Indeed, this was the case with the young celebrities. It was Roces' daughter who had to stop going to school, feeling her friends and classmates were gossiping about her. The young Revilla, as far as I know, continued with his usual activities, including an active career on TV. As the interviews revealed, his parents even requested Roces to keep her daughter away from public view, mainly to protect the young Revilla's budding acting career.

* * *

I DO agree with Lani Mercado that it is still "wrong" and worrying for two adolescents to be taking on the responsibilities of parenthood at so early an age (both her son and Roces' daughter are to be parents at 16).

But I was gladdened, in some way, by Rosanna Roces' attitude -- or at least the demeanor she displayed on "The Buzz" -- that neither she nor her daughter had anything to be ashamed of. Instead, she chose to view the impending arrival of her grandson as a blessing, a gift, even.

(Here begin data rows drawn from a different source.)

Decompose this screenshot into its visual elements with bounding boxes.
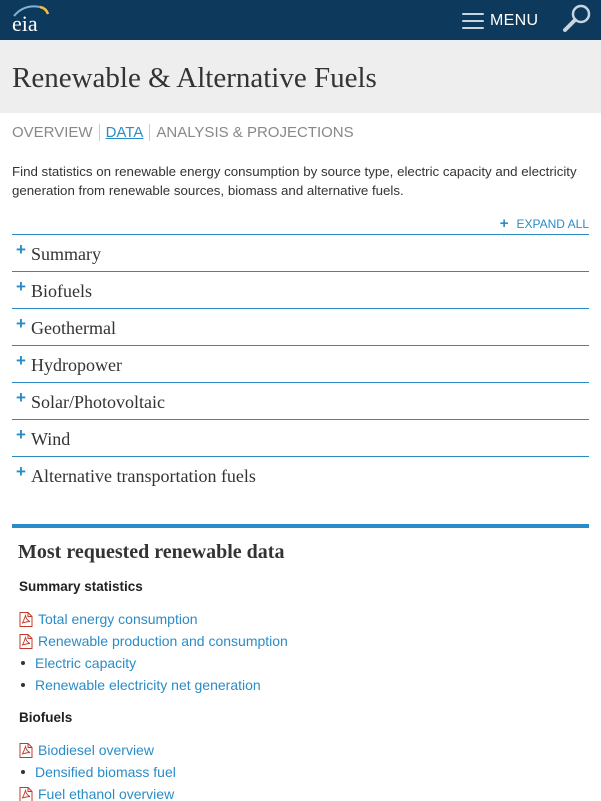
- tab-divider: [149, 124, 151, 141]
- plus-icon: +: [16, 277, 26, 296]
- bullet-icon: [21, 683, 25, 687]
- menu-label: MENU: [490, 12, 539, 29]
- list-item: Fuel ethanol overview: [19, 785, 174, 801]
- logo-arc-icon: [13, 5, 50, 17]
- most-requested-box: Most requested renewable data: [12, 524, 589, 563]
- tab-divider: [98, 124, 100, 141]
- accordion-item-alt-transport-fuels[interactable]: + Alternative transportation fuels: [12, 456, 589, 493]
- link-renewable-electricity-net-generation[interactable]: Renewable electricity net generation: [35, 677, 261, 693]
- title-bar: Renewable & Alternative Fuels: [0, 40, 601, 113]
- accordion-label: Alternative transportation fuels: [31, 466, 256, 486]
- menu-button[interactable]: MENU: [462, 10, 538, 32]
- bullet-icon: [21, 770, 25, 774]
- tab-analysis-projections[interactable]: ANALYSIS & PROJECTIONS: [156, 124, 354, 141]
- pdf-icon: [19, 786, 33, 801]
- plus-icon: +: [16, 462, 26, 481]
- logo-text: eia: [12, 11, 38, 36]
- accordion-item-hydropower[interactable]: + Hydropower: [12, 345, 589, 382]
- accordion-label: Summary: [31, 244, 101, 264]
- link-fuel-ethanol-overview[interactable]: Fuel ethanol overview: [38, 786, 175, 801]
- list-item: Total energy consumption: [19, 610, 198, 628]
- hamburger-icon: [462, 13, 484, 29]
- tab-overview[interactable]: OVERVIEW: [12, 124, 93, 141]
- accordion-item-wind[interactable]: + Wind: [12, 419, 589, 456]
- link-total-energy-consumption[interactable]: Total energy consumption: [38, 611, 198, 627]
- plus-icon: +: [16, 351, 26, 370]
- accordion-item-summary[interactable]: + Summary: [12, 234, 589, 271]
- accordion-label: Wind: [31, 429, 71, 449]
- intro-text: Find statistics on renewable energy cons…: [12, 164, 577, 198]
- plus-icon: +: [16, 240, 26, 259]
- pdf-icon: [19, 611, 33, 627]
- section-heading-summary-statistics: Summary statistics: [19, 579, 143, 594]
- pdf-icon: [19, 633, 33, 649]
- expand-all-button[interactable]: + EXPAND ALL: [499, 215, 589, 232]
- list-item: Renewable production and consumption: [19, 632, 288, 650]
- expand-all-label: EXPAND ALL: [516, 217, 589, 231]
- plus-icon: +: [499, 215, 509, 232]
- plus-icon: +: [16, 425, 26, 444]
- eia-logo[interactable]: eia: [10, 2, 54, 36]
- accordion-item-geothermal[interactable]: + Geothermal: [12, 308, 589, 345]
- page-title: Renewable & Alternative Fuels: [12, 62, 377, 94]
- link-renewable-production-consumption[interactable]: Renewable production and consumption: [38, 633, 288, 649]
- data-accordion: + Summary + Biofuels + Geothermal + Hydr…: [12, 234, 589, 493]
- section-tabs: OVERVIEW DATA ANALYSIS & PROJECTIONS: [12, 124, 354, 141]
- search-icon[interactable]: [560, 2, 594, 36]
- link-biodiesel-overview[interactable]: Biodiesel overview: [38, 742, 154, 758]
- accordion-label: Biofuels: [31, 281, 92, 301]
- list-item: Electric capacity: [19, 654, 136, 672]
- section-heading-biofuels: Biofuels: [19, 710, 73, 725]
- accordion-label: Geothermal: [31, 318, 116, 338]
- list-item: Biodiesel overview: [19, 741, 154, 759]
- bullet-icon: [21, 661, 25, 665]
- list-item: Densified biomass fuel: [19, 763, 176, 781]
- link-electric-capacity[interactable]: Electric capacity: [35, 655, 137, 671]
- accordion-label: Solar/Photovoltaic: [31, 392, 165, 412]
- accordion-item-biofuels[interactable]: + Biofuels: [12, 271, 589, 308]
- list-item: Renewable electricity net generation: [19, 676, 261, 694]
- plus-icon: +: [16, 314, 26, 333]
- pdf-icon: [19, 742, 33, 758]
- accordion-item-solar[interactable]: + Solar/Photovoltaic: [12, 382, 589, 419]
- most-requested-title: Most requested renewable data: [18, 541, 285, 563]
- plus-icon: +: [16, 388, 26, 407]
- tab-data[interactable]: DATA: [105, 124, 144, 141]
- top-nav-bar: eia MENU: [0, 0, 601, 40]
- link-densified-biomass-fuel[interactable]: Densified biomass fuel: [35, 764, 176, 780]
- accordion-label: Hydropower: [31, 355, 122, 375]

Still, I noted that neither Roces nor Mercado, nor any of the hosts of "The Buzz" saw fit to mention contraceptives, or the need for sexually active young people to protect themselves from the unwanted consequences of early sexual activity, be it an unplanned pregnancy, a sexually transmitted infection, or heartbreak-on their part or their parents'. After all, such a situation need not have come to pass. While there is much to be said against 15-year olds engaging in sex, the situation need not have escalated into an unwanted, unplanned, mistimed pregnancy-and its consequences such as the interrupted schooling of the mother and the nipped-in-the-bud career of the father-if only the young people had known about and cared to use protection.

* * *

ALONGSIDE this bit of sizzling showbiz gossip are news bits about young mothers, most of them poor and ignorant, facing charges for their attempts to kill or abort the child in their wombs.

One mother expressed "shock" when, while sitting on a toilet seat after suffering stomach pains, she found a baby shooting out from her. Too late did she remember to catch the infant before it landed headfirst in the toilet and then, fearing the baby dead, she tried to stuff it in a garbage bin.

The situation would have been funny were it not for the fact that the baby nearly died from its mother's ministrations, though fortunately neighbors rushed both mother and child to the hospital just in time. The TV news footage then showed a repentant young mother, now claiming to love the baby she had nearly killed.

How could someone be so ignorant or naive? we might ask. The painful answer is that the clueless young mother is typical of young Filipinos, who as surveys show muddle along with little knowledge about sex and sexuality, given our reticence about such matters and the paranoia of moral guardians who feel sex education will produce a generation of “disgrasyadas.” News flash: Unless we change this situation of willed ignorance soon, we will be putting at risk even more such young mothers and their innocent, blameless offspring.